Major retailers that have signed up include: Ace Hardware, Ameritech Corp., Batteries Plus, BellSouth Corp., Black & Decker, Car Phone Store, Circuit City, Incredible Universe, NHD Hardware, RadioShack and Wal-Mart. “Target Stores just came on board with a verbal commitment, and we are talking to others,” Kelley said.

These new and pending developments in handling spent nickel cadmium batteries demonstrate the growing momentum for recycling. The most significant event occurred last May when a law, promoted by the Portable Rechargeable Battery Association, relaxed federal Environmental Protection Agency reporting and permit requirements for those collecting spent NiCad batteries for recycling. The measure facilitated nationwide NiCad battery recycling by eliminating a Catch 22.

Since 1985, an EPA formula that is still in effect regarding cadmium content has required spent NiCad batteries to be recycled or disposed of in special landfills for hazardous waste. Any commercial enterprise that accepted returns of spent nickel cadmium batteries was required to participate in a strict hazardous waste tracking system. But in most states, individual consumers can simply toss the spent batteries in their household trash. Consequently, businesses selling NiCads simply refused to accept their return for disposal, and the batteries, whose cadmium is a toxic metal, have ended up in municipal landfills.

“In 1996, after the president signed the bill, the retail collection situation exploded,” Kelley said. “Over the past year, we have diverted 15 percent of the batteries that would have gone into the waste stream. The mix was different in 1995 than in 1996 because it contained more industrial batteries, but the percentage was the same. We expect in 1997 to go over 20 percent [of small consumer cells]. In 2002, we expect to be at 70 percent.”

The percentages also will be a proportion of a growing base, with the number of nickel cadmium batteries for consumer use sold each year in this country expected to reach 500 million by 2000.

The nationwide momentum for recycling NiCad batteries also will get a boost as individual states require individual consumers to recycle these spent cells. Connecticut already has imposed this requirement, and Florida is in the process of doing so, Kelley said.

Once collected for the Rechargeable Battery Recycling Corp., the used NiCad batteries are shipped to Ellwood, Pa., where International Metals Reclamation Co., a subsidiary of a Canadian mining company, has a large metals recycling facility.
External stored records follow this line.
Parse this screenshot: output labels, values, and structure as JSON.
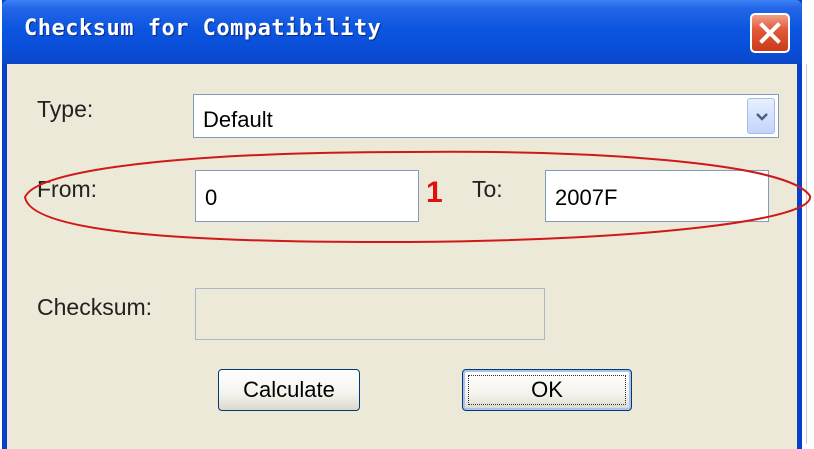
{
  "window": {
    "title": "Checksum for Compatibility",
    "close_icon": "close-icon",
    "accent": "#0a4ed8"
  },
  "form": {
    "type_label": "Type:",
    "type_value": "Default",
    "from_label": "From:",
    "from_value": "0",
    "to_label": "To:",
    "to_value": "2007F",
    "checksum_label": "Checksum:",
    "checksum_value": ""
  },
  "annotation": {
    "marker": "1",
    "color": "#e01010"
  },
  "buttons": {
    "calculate": "Calculate",
    "ok": "OK"
  }
}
INMETCO already had an extensive reclamation operation for nickel.

“We developed a relationship with them, guaranteeing them a stream of feed stock; and, for that, they put in a state-of-the-art cadmium recovery facility,” Kelley said. “It’s a pre-nickel treatment; cadmium melts faster than nickel, so it is `volatilized’ as a gas, then reconfigured as a solid.”

The recovered nickel and cadmium are then reused as raw materials to make new products, including new nickel cadmium rechargeable batteries.